En prélude au meeting qu’il s’apprête à tenir le dimanche prochain au stade du 26 mars, le président du Haut conseil islamique du Mali a animé hier mardi un point de presse, histoire de mettre les points sur les «  i« . « C’est une journée de bénédiction. Ça sera aussi une journée d’interpellation et de vérité à l’endroit des tenants actuels du gouvernail de notre pays«  a précisé l’imam Dicko.

Pour couper court à certains commentaires sur les raisons du meeting qu’il doit tenir le 10 février au stade du 26 mars, l’imam Dicko s’est prêté hier mardi dans sa mosquée à Badalabougou à un exercice de clarification à la faveur d’un point de presse. « C’est une journée de bénédiction. C’est aussi une journée de vérité et d’interpellation à l’endroit de ceux qui ont aujourd’hui le gouvernail de notre pays. Pas une journée de colère » a relevé le président du Haut conseil islamique.

Et l’imam Dicko de préciser qu’il ne s’agit pas pour eux de se rassembler le dimanche prochain pour faire le procès de qui que ce soit. « Si on fait le procès de quelqu’un, ça veut dire qu’on fait notre procès, puisque nous sommes tous les mêmes. Nous sommes tous interpellés. Nous devrons nous parler »,  insistera-t-il. 

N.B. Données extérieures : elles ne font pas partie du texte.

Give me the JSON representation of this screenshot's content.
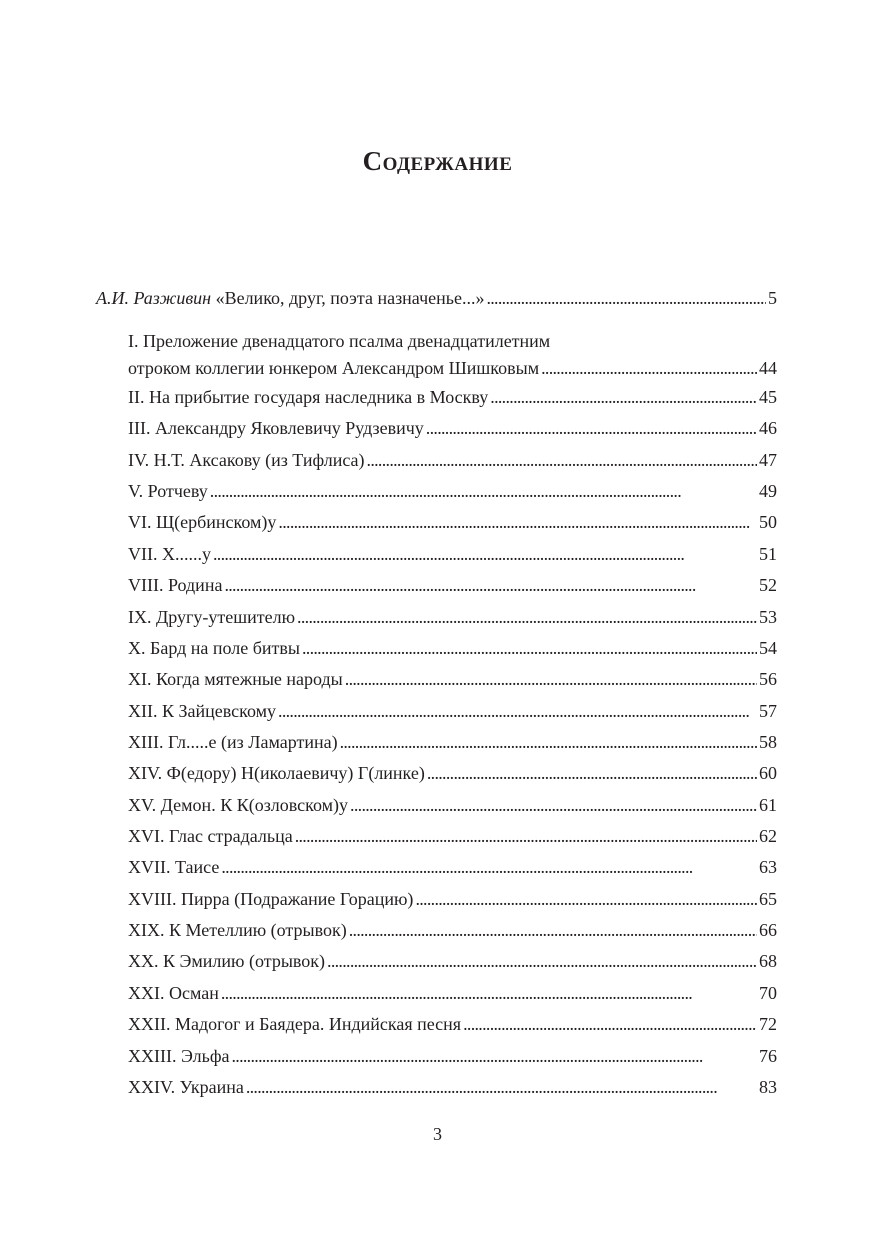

Pour Mahmoud Dicko, il s’agit plutôt de créer une tribune afin de permettre aux maliens de se regarder les yeux dans les yeux,  pour se parler, chercher des solutions pour le retour de la paix au Mali. « Nous voulons rassurer tous et un chacun que nous ne pouvons pas mettre ce pays à feu et à cendre. Nous ne devons pas non plus attendre que les autres viennent nous donner la solution. Non ! Le Mali est assez grand pour ça », s’exclamera-t-il.

Et l’imam Dicko de conclure que ce meeting qui se veut spirituel, de bénédiction et de pardon sera placé sous le haut parrainage du chérif Bouyé Haïdara.